In using the FIG. 3 tools, they are first secured to wall structure 10a by nails driven through upper ones of the apertures 125a in arms 21a (at a level which will be above the upper edges 16a of the shingles), and with the two tools being laterally spaced as shown. The elevation of the tools is determined by positioning an appropriate one of the scale markings on arm 21a (markings corresponding to those of scales 27 and 28 of FIG. 2) directly opposite and in horizontal alignment with the upper edge 16'a of the next lower row of shingles (the row which is being overlapped).
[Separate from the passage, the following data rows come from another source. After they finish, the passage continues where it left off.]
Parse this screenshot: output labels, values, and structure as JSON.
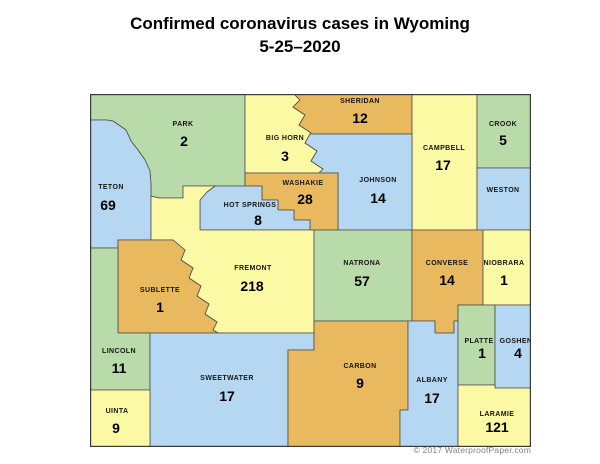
{
  "title": {
    "line1": "Confirmed coronavirus cases in Wyoming",
    "line2": "5-25–2020"
  },
  "map": {
    "palette": {
      "green": "#b9daa9",
      "yellow": "#fcf9a4",
      "blue": "#b5d7f1",
      "orange": "#e9b95f",
      "border": "#4d4d4d"
    },
    "counties": [
      {
        "id": "park",
        "name": "PARK",
        "cases": "2",
        "color": "green"
      },
      {
        "id": "teton",
        "name": "TETON",
        "cases": "69",
        "color": "blue"
      },
      {
        "id": "big-horn",
        "name": "BIG HORN",
        "cases": "3",
        "color": "yellow"
      },
      {
        "id": "sheridan",
        "name": "SHERIDAN",
        "cases": "12",
        "color": "orange"
      },
      {
        "id": "campbell",
        "name": "CAMPBELL",
        "cases": "17",
        "color": "yellow"
      },
      {
        "id": "crook",
        "name": "CROOK",
        "cases": "5",
        "color": "green"
      },
      {
        "id": "johnson",
        "name": "JOHNSON",
        "cases": "14",
        "color": "blue"
      },
      {
        "id": "weston",
        "name": "WESTON",
        "cases": "",
        "color": "blue"
      },
      {
        "id": "washakie",
        "name": "WASHAKIE",
        "cases": "28",
        "color": "orange"
      },
      {
        "id": "hot-springs",
        "name": "HOT SPRINGS",
        "cases": "8",
        "color": "blue"
      },
      {
        "id": "fremont",
        "name": "FREMONT",
        "cases": "218",
        "color": "yellow"
      },
      {
        "id": "sublette",
        "name": "SUBLETTE",
        "cases": "1",
        "color": "orange"
      },
      {
        "id": "natrona",
        "name": "NATRONA",
        "cases": "57",
        "color": "green"
      },
      {
        "id": "converse",
        "name": "CONVERSE",
        "cases": "14",
        "color": "orange"
      },
      {
        "id": "niobrara",
        "name": "NIOBRARA",
        "cases": "1",
        "color": "yellow"
      },
      {
        "id": "lincoln",
        "name": "LINCOLN",
        "cases": "11",
        "color": "green"
      },
      {
        "id": "sublette2",
        "name": "",
        "cases": "",
        "color": "orange"
      },
      {
        "id": "sweetwater",
        "name": "SWEETWATER",
        "cases": "17",
        "color": "blue"
      },
      {
        "id": "uinta",
        "name": "UINTA",
        "cases": "9",
        "color": "yellow"
      },
      {
        "id": "carbon",
        "name": "CARBON",
        "cases": "9",
        "color": "orange"
      },
      {
        "id": "albany",
        "name": "ALBANY",
        "cases": "17",
        "color": "blue"
      },
      {
        "id": "platte",
        "name": "PLATTE",
        "cases": "1",
        "color": "green"
      },
      {
        "id": "goshen",
        "name": "GOSHEN",
        "cases": "4",
        "color": "blue"
      },
      {
        "id": "laramie",
        "name": "LARAMIE",
        "cases": "121",
        "color": "yellow"
      }
    ]
  },
  "footer": {
    "copyright": "© 2017 WaterproofPaper.com"
  }
}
An elongated board 35 is then positioned in engagement with the upper surfaces of lower horizontal projections 22a of tools 18a, to extend horizontally between the two tools, so that the lower edges of the shingles or shakes 34 can rest on and be supported by an upper horizontal surface of board 35. This board 35 may be of uniform cross-section along its entire length, and of any convenient cross-sectional size and shape. For example, it is contemplated that a single board of nominal two inch by two inch cross-sectional shape can be employed, being received against the forward surfaces of the arms 21a of tools 18a. Alternatively, any of the arrangements shown in FIGS. 4, 5 and 6 can be employed. In FIG. 4, two boards 35 of nominal two inch by two inch cross-sectional shape and size are provided, with these boards being retained on the upper surfaces of projections 22a by upturned lugs 23a at the extremities of those projections. In FIG. 5, an outer board 135 of increased height and an inner board 235 of lesser height define together a recess 36 which confines the lower ends of the shakes 34 against outward movement away from arm 21a of the tool. Board 135 may typically be of nominal two inch by four inch cross-section, and board 235 may be of nominal two inch by two inch cross-section. In FIG. 6, two superimposed identical flat boards 335 are supported as shown, each typically being of nominal one inch by four inch cross-section.
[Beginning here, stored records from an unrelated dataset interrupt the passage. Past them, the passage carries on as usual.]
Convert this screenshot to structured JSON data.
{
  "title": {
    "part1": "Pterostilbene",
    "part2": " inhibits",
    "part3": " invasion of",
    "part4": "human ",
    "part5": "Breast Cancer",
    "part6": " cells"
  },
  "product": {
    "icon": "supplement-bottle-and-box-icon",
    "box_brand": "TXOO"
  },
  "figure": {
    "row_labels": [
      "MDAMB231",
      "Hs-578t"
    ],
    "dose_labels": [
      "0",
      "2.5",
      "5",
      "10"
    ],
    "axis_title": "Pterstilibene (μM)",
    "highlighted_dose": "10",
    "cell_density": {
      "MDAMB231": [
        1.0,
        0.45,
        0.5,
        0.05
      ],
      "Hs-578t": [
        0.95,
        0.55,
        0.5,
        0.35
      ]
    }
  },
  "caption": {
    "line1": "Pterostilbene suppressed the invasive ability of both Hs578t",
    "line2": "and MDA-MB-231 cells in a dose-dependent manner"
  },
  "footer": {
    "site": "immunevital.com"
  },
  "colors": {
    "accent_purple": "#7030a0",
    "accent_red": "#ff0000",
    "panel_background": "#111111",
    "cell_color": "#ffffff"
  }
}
After the tools 18a and boards 35, 135, 235 or 335 have been positioned as shown in FIG. 3, the shakes or shingles 34 are located on the upper surface or surfaces of the horizontal boards, being held in horizontal alignment thereby, and are then nailed to the wall structure. After each of the shingles or shakes has been at least temporarily held in place, the tools 18a can be detached from the wall structure and slid downwardly after the board or boards 35, etc. have been removed, so that the tools and boards can be moved to a next successive location at which the process is repeated, to ultimately cover the entire wall structure in this manner.
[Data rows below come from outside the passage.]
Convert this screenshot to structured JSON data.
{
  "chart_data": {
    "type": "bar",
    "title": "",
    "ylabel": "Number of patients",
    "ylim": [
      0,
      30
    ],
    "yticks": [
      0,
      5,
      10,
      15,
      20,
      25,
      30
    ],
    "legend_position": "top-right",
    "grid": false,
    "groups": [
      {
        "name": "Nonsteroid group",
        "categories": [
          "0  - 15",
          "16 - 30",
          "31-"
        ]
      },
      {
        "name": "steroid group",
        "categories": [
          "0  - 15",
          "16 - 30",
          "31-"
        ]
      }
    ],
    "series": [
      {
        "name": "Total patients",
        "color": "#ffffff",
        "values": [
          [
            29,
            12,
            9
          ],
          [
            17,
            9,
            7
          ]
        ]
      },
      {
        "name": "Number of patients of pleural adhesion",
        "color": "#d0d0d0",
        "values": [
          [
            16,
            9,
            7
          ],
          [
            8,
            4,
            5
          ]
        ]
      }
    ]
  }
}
If there happens to be a strong wind during use of the tools of FIG. 3, two nails 37 may be driven through the openings 33a in lugs 23a of the tools (corresponding to openings 33 of lugs 23 in FIG. 2), with the nails extending into one of the corresponding boards 35, 335, 135 or the like, to hold the supporting board or boards against displacement by the wind. Nails may similarly be driven through the opening 33 of the shorter FIG. 2 tool if a supporting board is for any reason used in conjunction therewith.
While certain specific embodiments of the present invention have been disclosed as typical, the invention is of course not limited to these particular forms, but rather is applicable broadly to all such variations as fall within the scope of the appended claims.